2. “Ar-Rahiim” (Maha Penyayang), yang mengandung sifat “Ar-Rahmah” (kasih sayang).
(2)- Digabungkannya ampunan dan rahmat karena: dengan ampunan maka hukuman atas hamba bisa gugur sehingga hamba tidak disiksa atas dosanya (karena mendapat ampunan).
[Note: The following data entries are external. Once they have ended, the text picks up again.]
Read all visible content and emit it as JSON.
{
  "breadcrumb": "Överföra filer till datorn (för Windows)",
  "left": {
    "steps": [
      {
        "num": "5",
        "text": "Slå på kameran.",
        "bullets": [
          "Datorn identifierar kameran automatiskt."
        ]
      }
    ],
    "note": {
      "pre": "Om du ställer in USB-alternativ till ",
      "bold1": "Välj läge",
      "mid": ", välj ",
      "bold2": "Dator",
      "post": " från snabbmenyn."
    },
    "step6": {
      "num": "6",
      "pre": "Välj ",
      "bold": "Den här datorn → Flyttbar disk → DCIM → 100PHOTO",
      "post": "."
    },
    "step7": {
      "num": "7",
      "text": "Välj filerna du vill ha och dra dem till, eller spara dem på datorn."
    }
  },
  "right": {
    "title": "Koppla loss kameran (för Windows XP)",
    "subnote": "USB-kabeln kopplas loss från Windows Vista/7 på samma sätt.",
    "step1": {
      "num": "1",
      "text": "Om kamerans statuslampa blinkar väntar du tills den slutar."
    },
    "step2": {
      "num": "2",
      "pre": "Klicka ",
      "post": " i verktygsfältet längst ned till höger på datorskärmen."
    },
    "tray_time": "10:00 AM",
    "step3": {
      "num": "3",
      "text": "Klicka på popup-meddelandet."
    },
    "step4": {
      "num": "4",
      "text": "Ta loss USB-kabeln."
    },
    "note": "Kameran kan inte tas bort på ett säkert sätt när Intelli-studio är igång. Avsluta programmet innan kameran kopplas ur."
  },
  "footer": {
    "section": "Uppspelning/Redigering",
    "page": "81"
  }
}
Adapun Rahmat; maka dengan mendapatkannya: hamba bisa mendapatkan apa yang dia inginkan.
[Lihat: “Syarh Al-‘Aqiidah Al-Waasithiyyah” (I/253), karya Syaikh Muhammad bin Shalih Al-‘Utsaimin rahimahullaah]
[7]- Pembahasan Ayat Ketujuh
{...فَاللهُ خَيْرٌ حَافِظًا وَهُوَ أَرْحَمُ الرَّاحِـمِيْـنَ}

“…maka Allah adalah penjaga yang terbaik dan Dia Maha Penyayang di antara para penyayang.” (QS. Yusuf: 64)
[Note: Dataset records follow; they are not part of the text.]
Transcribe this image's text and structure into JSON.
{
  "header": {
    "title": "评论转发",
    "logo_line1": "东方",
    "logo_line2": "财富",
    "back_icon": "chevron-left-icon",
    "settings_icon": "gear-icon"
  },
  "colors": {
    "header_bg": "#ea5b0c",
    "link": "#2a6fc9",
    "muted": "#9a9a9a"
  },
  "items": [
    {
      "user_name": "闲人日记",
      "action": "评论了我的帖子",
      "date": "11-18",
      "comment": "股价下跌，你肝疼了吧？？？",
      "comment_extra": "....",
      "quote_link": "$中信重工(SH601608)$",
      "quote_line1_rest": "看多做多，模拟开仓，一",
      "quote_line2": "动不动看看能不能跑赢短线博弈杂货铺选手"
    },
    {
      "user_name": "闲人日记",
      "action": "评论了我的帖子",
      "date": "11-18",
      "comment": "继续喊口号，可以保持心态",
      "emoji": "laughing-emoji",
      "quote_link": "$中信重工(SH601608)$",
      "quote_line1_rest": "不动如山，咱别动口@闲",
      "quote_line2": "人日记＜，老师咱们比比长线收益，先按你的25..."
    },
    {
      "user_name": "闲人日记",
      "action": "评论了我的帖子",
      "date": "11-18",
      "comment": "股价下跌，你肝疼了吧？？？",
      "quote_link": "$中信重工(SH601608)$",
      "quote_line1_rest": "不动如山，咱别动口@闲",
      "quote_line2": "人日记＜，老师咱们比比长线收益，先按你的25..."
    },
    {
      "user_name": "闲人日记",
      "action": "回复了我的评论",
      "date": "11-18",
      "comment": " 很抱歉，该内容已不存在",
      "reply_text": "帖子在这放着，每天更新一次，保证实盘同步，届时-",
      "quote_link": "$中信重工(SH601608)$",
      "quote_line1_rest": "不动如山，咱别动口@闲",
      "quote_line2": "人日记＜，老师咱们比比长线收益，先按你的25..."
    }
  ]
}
Maka di sini ditetapkan bahwa makhluk memiliki sifat rahmat (kasih sayang), akan tetapi berbeda dengan sifat rahmat bagi Allah. Bahkan dalam ayat ini disebutkan bahwa rahmat Allah lebih besar dari pada rahmat seluruh hamba-Nya, kalaulah seluruh rahmat (kasih sayang) dari semua makhluk dikumpulkan; maka tentulah rahmat (kasih sayang) Allah adalah lebih besar.
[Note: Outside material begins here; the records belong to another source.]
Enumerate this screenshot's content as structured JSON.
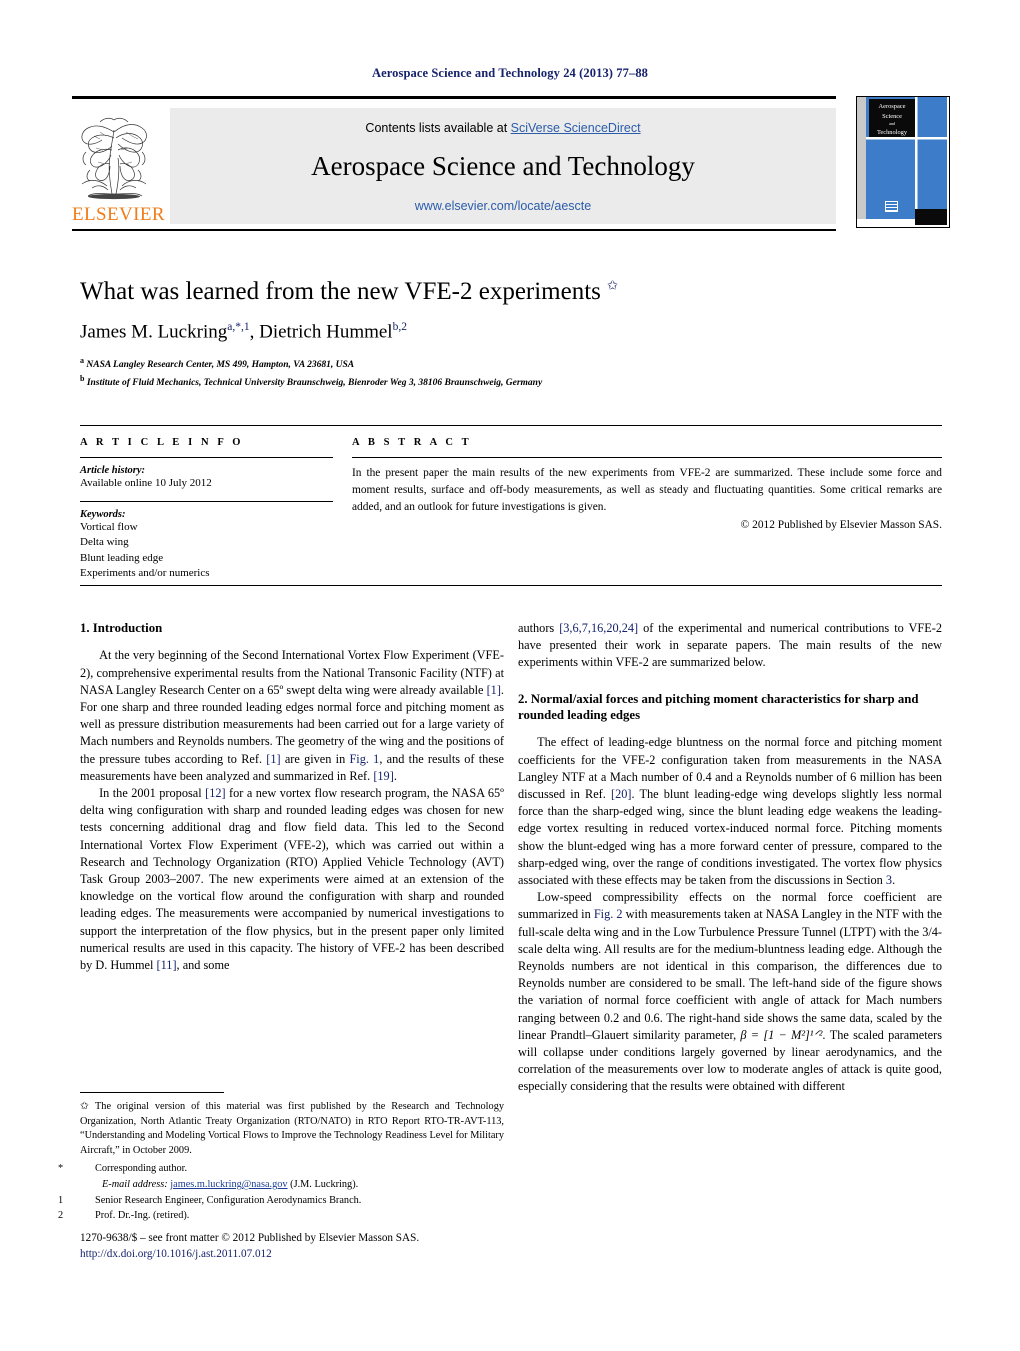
{
  "running_head": "Aerospace Science and Technology 24 (2013) 77–88",
  "masthead": {
    "contents_prefix": "Contents lists available at ",
    "contents_link": "SciVerse ScienceDirect",
    "journal_title": "Aerospace Science and Technology",
    "journal_url": "www.elsevier.com/locate/aescte",
    "publisher_wordmark": "ELSEVIER",
    "cover_title_lines": [
      "Aerospace",
      "Science",
      "and",
      "Technology"
    ]
  },
  "article": {
    "title": "What was learned from the new VFE-2 experiments",
    "title_marker": "✩",
    "authors": "James M. Luckring",
    "author1_marks": "a,*,1",
    "authors_sep": ", ",
    "author2": "Dietrich Hummel",
    "author2_marks": "b,2",
    "affiliation_a_mark": "a",
    "affiliation_a": "NASA Langley Research Center, MS 499, Hampton, VA 23681, USA",
    "affiliation_b_mark": "b",
    "affiliation_b": "Institute of Fluid Mechanics, Technical University Braunschweig, Bienroder Weg 3, 38106 Braunschweig, Germany"
  },
  "article_info": {
    "heading": "A R T I C L E    I N F O",
    "history_label": "Article history:",
    "history_value": "Available online 10 July 2012",
    "keywords_label": "Keywords:",
    "keywords": [
      "Vortical flow",
      "Delta wing",
      "Blunt leading edge",
      "Experiments and/or numerics"
    ]
  },
  "abstract": {
    "heading": "A B S T R A C T",
    "text": "In the present paper the main results of the new experiments from VFE-2 are summarized. These include some force and moment results, surface and off-body measurements, as well as steady and fluctuating quantities. Some critical remarks are added, and an outlook for future investigations is given.",
    "copyright": "© 2012 Published by Elsevier Masson SAS."
  },
  "body": {
    "left": {
      "section1_heading": "1. Introduction",
      "para1_a": "At the very beginning of the Second International Vortex Flow Experiment (VFE-2), comprehensive experimental results from the National Transonic Facility (NTF) at NASA Langley Research Center on a 65º swept delta wing were already available ",
      "para1_ref1": "[1]",
      "para1_b": ". For one sharp and three rounded leading edges normal force and pitching moment as well as pressure distribution measurements had been carried out for a large variety of Mach numbers and Reynolds numbers. The geometry of the wing and the positions of the pressure tubes according to Ref. ",
      "para1_ref2": "[1]",
      "para1_c": " are given in ",
      "para1_ref3": "Fig. 1",
      "para1_d": ", and the results of these measurements have been analyzed and summarized in Ref. ",
      "para1_ref4": "[19]",
      "para1_e": ".",
      "para2_a": "In the 2001 proposal ",
      "para2_ref1": "[12]",
      "para2_b": " for a new vortex flow research program, the NASA 65º delta wing configuration with sharp and rounded leading edges was chosen for new tests concerning additional drag and flow field data. This led to the Second International Vortex Flow Experiment (VFE-2), which was carried out within a Research and Technology Organization (RTO) Applied Vehicle Technology (AVT) Task Group 2003–2007. The new experiments were aimed at an extension of the knowledge on the vortical flow around the configuration with sharp and rounded leading edges. The measurements were accompanied by numerical investigations to support the interpretation of the flow physics, but in the present paper only limited numerical results are used in this capacity. The history of VFE-2 has been described by D. Hummel ",
      "para2_ref2": "[11]",
      "para2_c": ", and some"
    },
    "right": {
      "para3_a": "authors ",
      "para3_ref1": "[3,6,7,16,20,24]",
      "para3_b": " of the experimental and numerical contributions to VFE-2 have presented their work in separate papers. The main results of the new experiments within VFE-2 are summarized below.",
      "section2_heading": "2. Normal/axial forces and pitching moment characteristics for sharp and rounded leading edges",
      "para4_a": "The effect of leading-edge bluntness on the normal force and pitching moment coefficients for the VFE-2 configuration taken from measurements in the NASA Langley NTF at a Mach number of 0.4 and a Reynolds number of 6 million has been discussed in Ref. ",
      "para4_ref1": "[20]",
      "para4_b": ". The blunt leading-edge wing develops slightly less normal force than the sharp-edged wing, since the blunt leading edge weakens the leading-edge vortex resulting in reduced vortex-induced normal force. Pitching moments show the blunt-edged wing has a more forward center of pressure, compared to the sharp-edged wing, over the range of conditions investigated. The vortex flow physics associated with these effects may be taken from the discussions in Section ",
      "para4_ref2": "3",
      "para4_c": ".",
      "para5_a": "Low-speed compressibility effects on the normal force coefficient are summarized in ",
      "para5_ref1": "Fig. 2",
      "para5_b": " with measurements taken at NASA Langley in the NTF with the full-scale delta wing and in the Low Turbulence Pressure Tunnel (LTPT) with the 3/4-scale delta wing. All results are for the medium-bluntness leading edge. Although the Reynolds numbers are not identical in this comparison, the differences due to Reynolds number are considered to be small. The left-hand side of the figure shows the variation of normal force coefficient with angle of attack for Mach numbers ranging between 0.2 and 0.6. The right-hand side shows the same data, scaled by the linear Prandtl–Glauert similarity parameter, ",
      "para5_formula": "β = [1 − M²]¹ᐟ²",
      "para5_c": ". The scaled parameters will collapse under conditions largely governed by linear aerodynamics, and the correlation of the measurements over low to moderate angles of attack is quite good, especially considering that the results were obtained with different"
    }
  },
  "footnotes": {
    "star_mark": "✩",
    "star_text": "The original version of this material was first published by the Research and Technology Organization, North Atlantic Treaty Organization (RTO/NATO) in RTO Report RTO-TR-AVT-113, “Understanding and Modeling Vortical Flows to Improve the Technology Readiness Level for Military Aircraft,” in October 2009.",
    "corresponding_mark": "*",
    "corresponding_text": "Corresponding author.",
    "email_label": "E-mail address:",
    "email_address": "james.m.luckring@nasa.gov",
    "email_owner": "(J.M. Luckring).",
    "note1_mark": "1",
    "note1_text": "Senior Research Engineer, Configuration Aerodynamics Branch.",
    "note2_mark": "2",
    "note2_text": "Prof. Dr.-Ing. (retired)."
  },
  "footer": {
    "issn_line": "1270-9638/$ – see front matter  © 2012 Published by Elsevier Masson SAS.",
    "doi": "http://dx.doi.org/10.1016/j.ast.2011.07.012"
  },
  "colors": {
    "link_blue": "#2a5caa",
    "ref_blue": "#16226b",
    "elsevier_orange": "#f07d1a",
    "cover_blue": "#3d7cc9",
    "banner_gray": "#ebebeb"
  }
}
Dari ‘Umar bin Al-Khathtthab radhiyallaahu ‘anhu, dia berkata: Rasulullah shalallaahu ‘alaihi wa sallam datang menemui tawanan, tiba-tiba ada seorang tawanan wanita yang terlihat sedang mencari-cari, kemudian dia dapatkan seorang bayi dan langsung dia ambil dan ditempelkan ke perutnya dan dia menyusuinya. Maka Rasulullah shallallaahu ‘alaihi wa sallam bersabda kepada kami (para Shahabat): “Menurut kalian mungkinkah wanita ini melemparkan anaknya (tersebut) ke dalam api?” Kami (para Shahabat) berkata: Tidak demi Allah, kalau dia punya kemampuan untuk tidak melemparkannya. Maka Rasulullah shallalalahu ‘alaihi wa sallam bersabda:
لَــلّٰـهُ أَرْحَمُ بِعِبَادِهِ مِنْ هٰذِهِ بِوَلَدِهَا
“Sungguh, Allah lebih sayang terhadap hamba-Nya dibandingakn wanita ini terhadap anaknya.”
[Muttafaqun ‘Alaihi: HR. Al-Bukhari (no. 5999) dan Muslim (no. 2754)]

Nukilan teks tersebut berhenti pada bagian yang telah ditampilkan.